Thursday, March 02, 2006

More on fetal stem cells in treatment

First, a correction. The Forbes article concerning the treatment of Huntington's disease does have this line:

The procedure replaces striatal neurons lost to the debilitating illness with striatal neuroblasts and neural precursors obtained from embryos. These transplants grow to form mature replacement cells.

I assume that I made a mistake.

There is an earlier, 2000, report about the trial which I believe is available by free registration at Lancet.
From that report:
Five patients with Huntington's disease, identified genetically and clinically, were selected and gave informed consent to participate in a protocol which had received ethical approval from the French National Ethics Committee.

Neurosurgical procedures have been described previously.
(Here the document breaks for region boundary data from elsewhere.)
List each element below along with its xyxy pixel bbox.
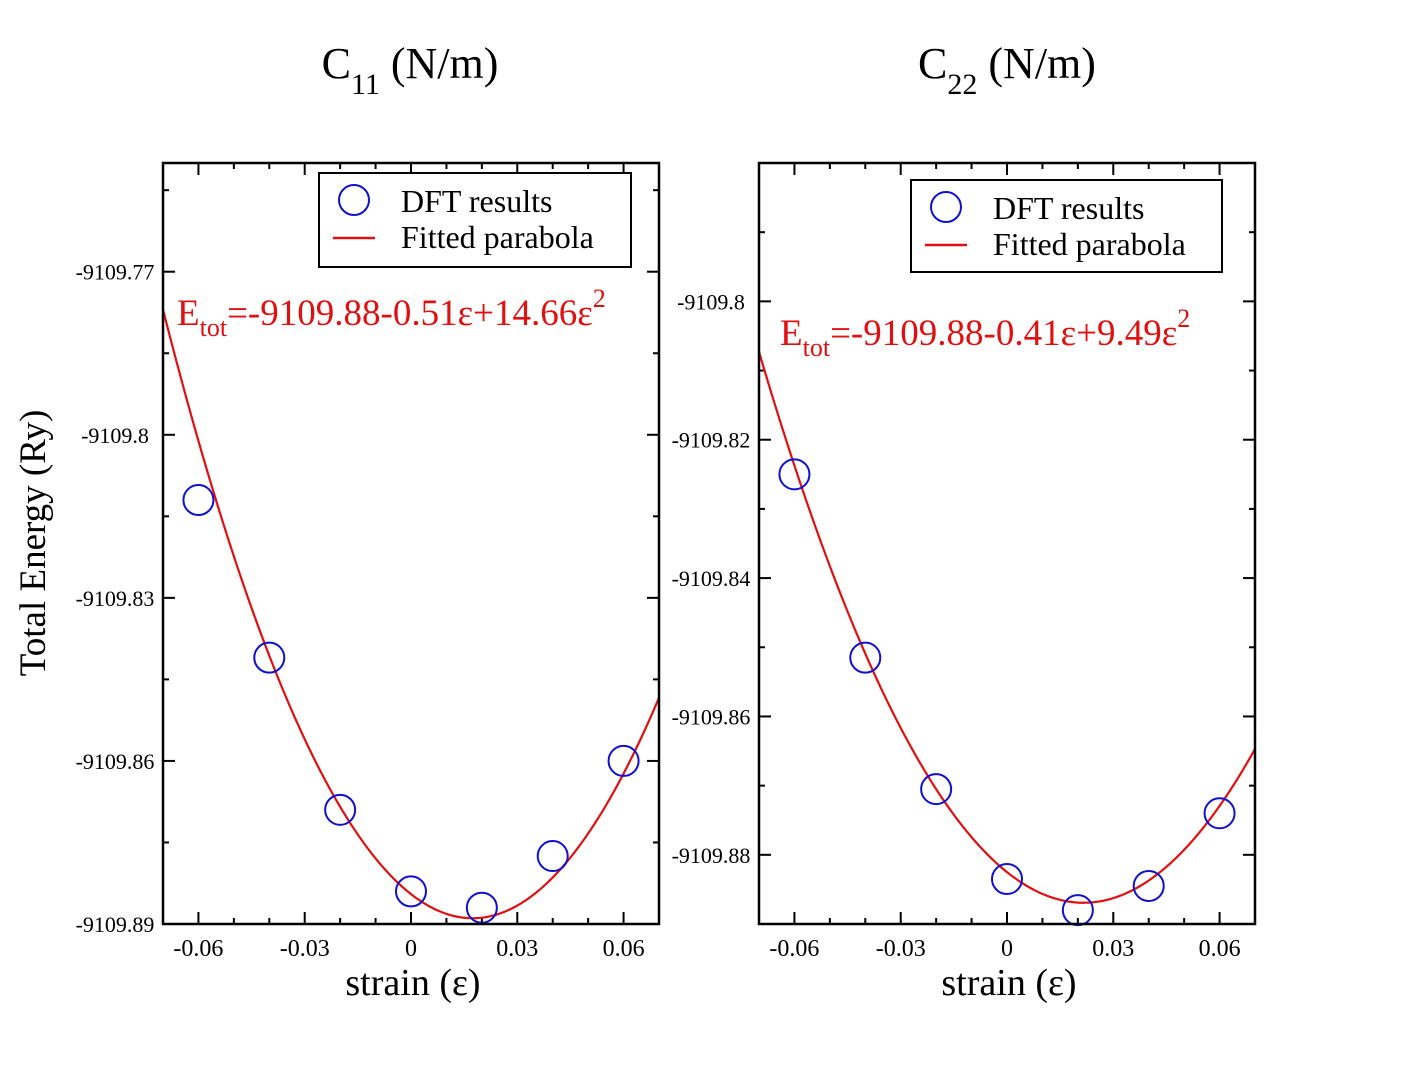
dft-result-point (849, 641, 882, 674)
y-axis-label: Total Energy (Ry) (13, 410, 54, 677)
equation-subscript: tot (200, 313, 228, 342)
x-axis-label: strain (ε) (345, 962, 480, 1004)
title-main: C (322, 39, 351, 88)
dft-result-point (920, 773, 953, 806)
dft-result-point (1132, 869, 1165, 902)
equation-prefix: E (177, 293, 200, 334)
dft-result-point (536, 840, 569, 873)
fit-equation: Etot=-9109.88-0.51ε+14.66ε2 (177, 284, 606, 342)
legend-marker-dft (930, 191, 962, 223)
dft-result-point (1203, 797, 1236, 830)
legend-label-fit: Fitted parabola (993, 226, 1186, 262)
legend-marker-dft (338, 184, 370, 216)
y-tick-label: -9109.88 (672, 843, 751, 868)
x-tick-label: 0.06 (1199, 936, 1241, 962)
y-tick-label: -9109.8 (677, 289, 745, 314)
y-tick-label: -9109.77 (76, 260, 155, 285)
equation-body: =-9109.88-0.41ε+9.49ε (830, 313, 1177, 354)
x-tick-label: 0.06 (603, 936, 645, 962)
x-tick-label: 0.03 (496, 936, 538, 962)
chart-c11: C11 (N/m) -0.06 -0.03 0 0.03 0.06 -9109.77 -910… (76, 39, 661, 1004)
legend-box (910, 179, 1223, 273)
fitted-parabola-line (163, 309, 659, 920)
x-tick-label: 0.03 (1092, 936, 1134, 962)
plot-frame (161, 161, 661, 926)
y-tick-label: -9109.84 (672, 566, 751, 591)
fit-equation: Etot=-9109.88-0.41ε+9.49ε2 (780, 304, 1190, 362)
dft-result-point (182, 484, 215, 517)
equation-body: =-9109.88-0.51ε+14.66ε (227, 293, 593, 334)
dft-result-point (607, 744, 640, 777)
fitted-parabola-line (759, 351, 1255, 904)
title-main: C (918, 39, 947, 88)
y-tick-label: -9109.86 (76, 749, 155, 774)
title-units: (N/m) (380, 39, 499, 88)
dft-result-point (324, 793, 357, 826)
legend-label-dft: DFT results (993, 190, 1144, 226)
chart-title: C22 (N/m) (918, 39, 1096, 101)
chart-c22: C22 (N/m) -0.06 -0.03 0 0.03 0.06 -9109.8 -9109… (672, 39, 1257, 1004)
y-tick-label: -9109.8 (81, 423, 149, 448)
dft-result-point (465, 891, 498, 924)
title-units: (N/m) (977, 39, 1096, 88)
dft-result-point (778, 458, 811, 491)
x-tick-label: 0 (405, 936, 417, 962)
dft-result-point (991, 863, 1023, 896)
legend-label-dft: DFT results (401, 183, 552, 219)
chart-title: C11 (N/m) (322, 39, 499, 101)
x-tick-label: 0 (1001, 936, 1013, 962)
legend-box (318, 172, 632, 268)
y-tick-label: -9109.86 (672, 704, 751, 729)
equation-superscript: 2 (1177, 304, 1190, 333)
x-tick-label: -0.06 (769, 936, 819, 962)
title-subscript: 22 (947, 68, 977, 101)
x-tick-label: -0.03 (280, 936, 330, 962)
y-tick-label: -9109.89 (76, 912, 155, 937)
equation-superscript: 2 (593, 284, 606, 313)
legend-label-fit: Fitted parabola (401, 219, 594, 255)
x-axis-label: strain (ε) (941, 962, 1076, 1004)
y-tick-label: -9109.83 (76, 586, 155, 611)
x-tick-label: -0.06 (173, 936, 223, 962)
y-tick-label: -9109.82 (672, 428, 751, 453)
x-tick-label: -0.03 (876, 936, 926, 962)
equation-subscript: tot (803, 333, 831, 362)
plot-frame (757, 161, 1257, 926)
dft-result-point (253, 641, 286, 674)
title-subscript: 11 (351, 68, 380, 101)
dft-result-point (395, 875, 427, 908)
equation-prefix: E (780, 313, 803, 354)
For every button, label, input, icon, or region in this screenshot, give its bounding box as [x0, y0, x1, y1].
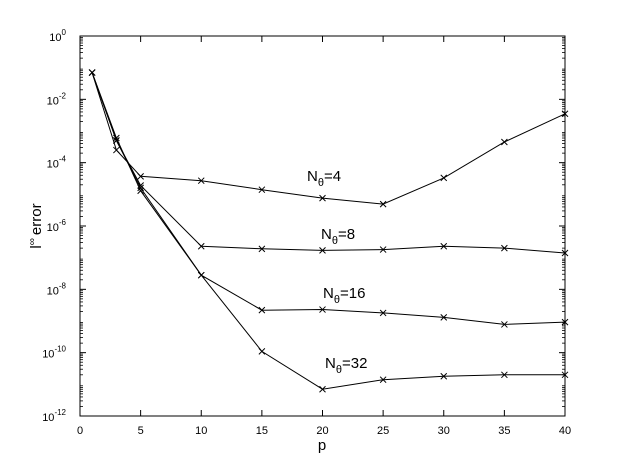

Whole ganglionic eminences were retrieved from 7·5–9·0-week-old fetuses and transplanted as small blocks. Two grafting sessions were planned: the first on the right side of the brain, and the second on the left side 1 year later. Tissue from either one or two fetuses was prepared but, due to volume restriction, the amount of tissue implanted in each session was roughly similar—ie, equivalent to that trimmed from one fetus.


None of which is relevant to the 5 day old embryos that we normally think of as being the source of "embryonic stem cells" which are said to be harvested from "left over embryos that are going to die, anyway."
We could consider these transplants as ethically equal to the transplant of tissue from prisoners who are intentionally killed, as is reported to be common in China.